Com a lei de execução penal trouxe um novo enfoque doutrinário, instituído o principio
de proteção integral ao preso, que passam a ser considerados sujeitos de direitos e
deveres.
Paralelamente as conquistas dos direitos sociais assegurados a partir da Constituição
de 88 observam-se a reestruturação dos mecanismos de acumulação do capitalismo, que
resultou em profundas transformações societárias e conseqüentemente em novas
manifestações da questão social, que por sua vez, passaram a exigir novas formas de
intervenção do profissional de Serviço Social.
Desarrolo
Na atualidade, as formas de expressão da questão social assumem amplitude global e
entre seus efeitos podemos destacar: desemprego estrutural, aumento da pobreza e da
exclusão social, precarização das relações de trabalho e desmonte dos direitos sociais.

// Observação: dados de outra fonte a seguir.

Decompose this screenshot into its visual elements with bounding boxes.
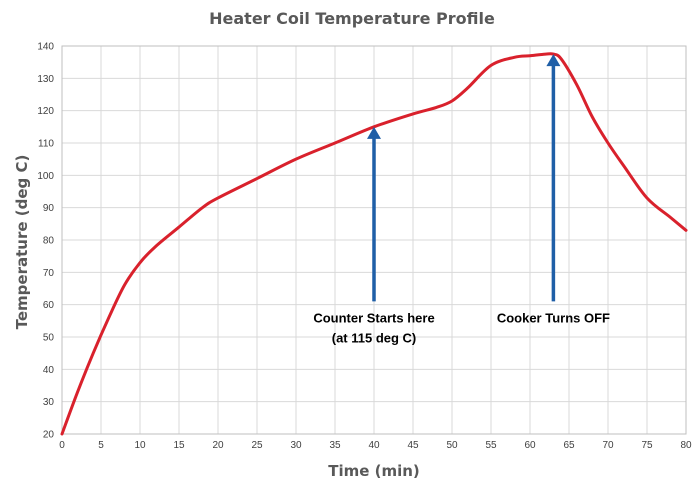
chart-title: Heater Coil Temperature Profile — [209, 9, 495, 28]
x-tick-label: 55 — [485, 440, 497, 451]
x-tick-label: 75 — [641, 440, 653, 451]
annotation-label: Cooker Turns OFF — [497, 310, 610, 325]
x-tick-label: 15 — [173, 440, 185, 451]
y-tick-label: 40 — [43, 365, 55, 376]
annotation-arrowhead — [546, 54, 561, 67]
y-tick-label: 60 — [43, 300, 55, 311]
x-tick-label: 80 — [680, 440, 692, 451]
y-tick-label: 110 — [38, 139, 54, 150]
series — [60, 52, 688, 436]
x-tick-label: 60 — [524, 440, 536, 451]
x-tick-label: 45 — [407, 440, 419, 451]
y-tick-label: 50 — [43, 333, 55, 344]
x-tick-label: 20 — [212, 440, 224, 451]
y-tick-label: 90 — [43, 203, 55, 214]
annotation-label: Counter Starts here — [313, 310, 434, 325]
x-tick-label: 40 — [368, 440, 380, 451]
x-tick-label: 0 — [59, 440, 65, 451]
y-tick-label: 100 — [37, 171, 54, 182]
y-ticks: 20 30 40 50 60 70 80 90 100 110 120 130 140 — [37, 42, 54, 441]
y-tick-label: 140 — [37, 42, 54, 53]
y-tick-label: 20 — [43, 430, 55, 441]
series-line — [60, 52, 688, 436]
plot-frame — [61, 45, 687, 435]
x-tick-label: 25 — [251, 440, 263, 451]
annotation-arrowhead — [367, 126, 381, 139]
y-tick-label: 70 — [43, 268, 55, 279]
y-axis-label: Temperature (deg C) — [13, 155, 31, 330]
x-tick-label: 70 — [602, 440, 614, 451]
x-tick-label: 65 — [563, 440, 575, 451]
x-tick-label: 30 — [290, 440, 302, 451]
x-ticks: 0 5 10 15 20 25 30 35 40 45 50 55 60 65 70 75 80 — [59, 440, 692, 451]
y-tick-label: 130 — [37, 74, 54, 85]
annotations: Counter Starts here (at 115 deg C) Cooker … — [313, 54, 610, 345]
annotation-label: (at 115 deg C) — [332, 330, 417, 345]
y-tick-label: 80 — [43, 236, 55, 247]
x-tick-label: 5 — [98, 440, 104, 451]
x-tick-label: 35 — [329, 440, 341, 451]
y-tick-label: 30 — [43, 397, 55, 408]
x-tick-label: 10 — [134, 440, 146, 451]
x-tick-label: 50 — [446, 440, 458, 451]
y-tick-label: 120 — [37, 106, 54, 117]
x-axis-label: Time (min) — [328, 462, 420, 480]
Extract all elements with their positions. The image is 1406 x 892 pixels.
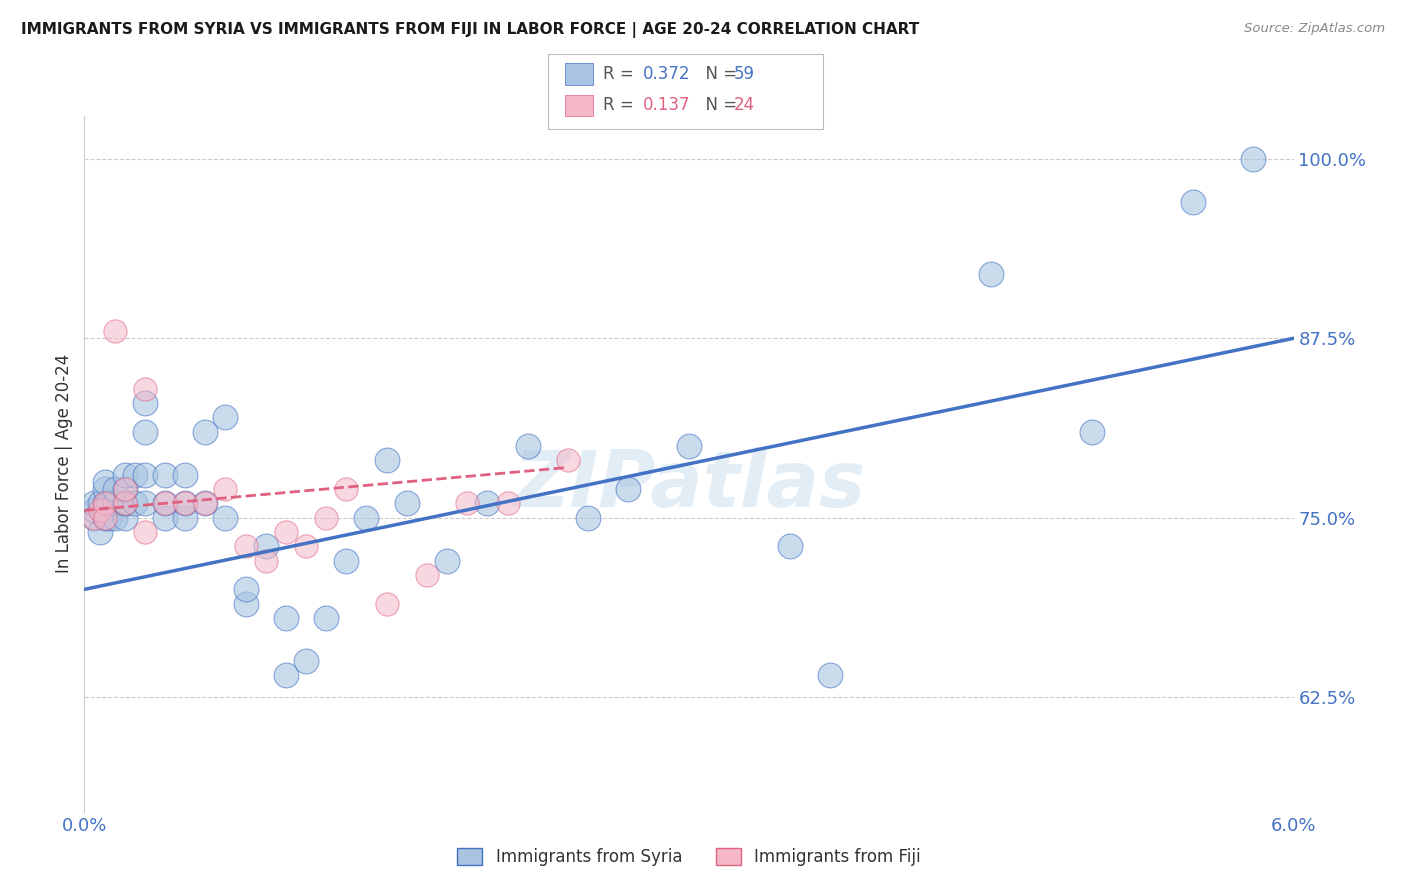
Text: IMMIGRANTS FROM SYRIA VS IMMIGRANTS FROM FIJI IN LABOR FORCE | AGE 20-24 CORRELA: IMMIGRANTS FROM SYRIA VS IMMIGRANTS FROM… — [21, 22, 920, 38]
Point — [93, 496, 115, 510]
Point — [153, 510, 176, 524]
Point — [104, 496, 127, 510]
Y-axis label: In Labor Force | Age 20-24: In Labor Force | Age 20-24 — [55, 354, 73, 574]
Point — [174, 496, 197, 510]
Point — [174, 467, 197, 482]
Point — [235, 539, 257, 553]
Point — [114, 496, 136, 510]
Legend: Immigrants from Syria, Immigrants from Fiji: Immigrants from Syria, Immigrants from F… — [451, 841, 927, 873]
Point — [678, 439, 700, 453]
Point — [93, 482, 115, 496]
Point — [114, 467, 136, 482]
Point — [356, 510, 378, 524]
Point — [89, 496, 111, 510]
Point — [274, 611, 297, 625]
Point — [89, 503, 111, 517]
Point — [104, 324, 127, 338]
Point — [194, 496, 217, 510]
Point — [477, 496, 499, 510]
Point — [114, 510, 136, 524]
Point — [395, 496, 418, 510]
Text: R =: R = — [603, 96, 640, 114]
Point — [274, 524, 297, 539]
Point — [375, 453, 398, 467]
Point — [134, 425, 156, 439]
Point — [315, 611, 337, 625]
Point — [93, 510, 115, 524]
Point — [134, 496, 156, 510]
Text: 59: 59 — [734, 65, 755, 83]
Text: N =: N = — [695, 96, 742, 114]
Point — [114, 496, 136, 510]
Point — [134, 524, 156, 539]
Point — [436, 554, 458, 568]
Point — [557, 453, 579, 467]
Point — [83, 496, 105, 510]
Point — [134, 382, 156, 396]
Text: 0.372: 0.372 — [643, 65, 690, 83]
Point — [335, 554, 357, 568]
Point — [134, 467, 156, 482]
Point — [315, 510, 337, 524]
Point — [254, 539, 277, 553]
Point — [295, 539, 318, 553]
Point — [516, 439, 538, 453]
Point — [617, 482, 640, 496]
Text: ZIPatlas: ZIPatlas — [513, 447, 865, 523]
Point — [83, 503, 105, 517]
Point — [416, 568, 439, 582]
Point — [114, 496, 136, 510]
Point — [83, 510, 105, 524]
Point — [114, 482, 136, 496]
Point — [104, 510, 127, 524]
Point — [214, 482, 236, 496]
Point — [818, 668, 841, 682]
Point — [1081, 425, 1104, 439]
Point — [93, 475, 115, 489]
Point — [104, 482, 127, 496]
Point — [576, 510, 599, 524]
Point — [97, 496, 120, 510]
Text: 0.137: 0.137 — [643, 96, 690, 114]
Point — [214, 510, 236, 524]
Point — [93, 510, 115, 524]
Point — [124, 496, 146, 510]
Point — [456, 496, 478, 510]
Point — [194, 496, 217, 510]
Point — [83, 510, 105, 524]
Point — [1241, 152, 1264, 166]
Point — [89, 524, 111, 539]
Point — [254, 554, 277, 568]
Text: 24: 24 — [734, 96, 755, 114]
Point — [153, 467, 176, 482]
Point — [93, 503, 115, 517]
Point — [1181, 194, 1204, 209]
Text: Source: ZipAtlas.com: Source: ZipAtlas.com — [1244, 22, 1385, 36]
Point — [375, 597, 398, 611]
Point — [174, 510, 197, 524]
Point — [153, 496, 176, 510]
Point — [93, 496, 115, 510]
Point — [134, 396, 156, 410]
Text: N =: N = — [695, 65, 742, 83]
Point — [153, 496, 176, 510]
Point — [335, 482, 357, 496]
Point — [235, 582, 257, 597]
Point — [97, 510, 120, 524]
Point — [114, 482, 136, 496]
Text: R =: R = — [603, 65, 640, 83]
Point — [274, 668, 297, 682]
Point — [235, 597, 257, 611]
Point — [295, 654, 318, 668]
Point — [980, 267, 1002, 281]
Point — [214, 410, 236, 425]
Point — [124, 467, 146, 482]
Point — [174, 496, 197, 510]
Point — [194, 425, 217, 439]
Point — [779, 539, 801, 553]
Point — [496, 496, 519, 510]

De acordo com Silva, diante dessas expressões da questão social, as exigências
contemporâneas para o exercício profissional passam por três dimensões:
consistente conhecimento teórico-metodológico, que possibilita a compreensão clara da
realidade; realização dos compromissos éticos- políticos estabelecidos pelo Código de
Ética Profissional do Assistente Social e capacitação técnico-operacional, através da qual
o profissional definirá “estratégias e táticas na perspectiva da consolidação teórica- prática
de um projeto profissional comprometido com os interesses e necessidades dos usuários
e com a construção de uma nova cidadania social” (2000:113).
Neste estudo estaremos nos preocupando com a capacitação técnico-operacional e
desta forma destacaremos “o caminho “que o Assistente Social na Penitenciaria Lemos
Brito percorre na elaboração do estudo social e o instrumental que utiliza para percorrê-lo.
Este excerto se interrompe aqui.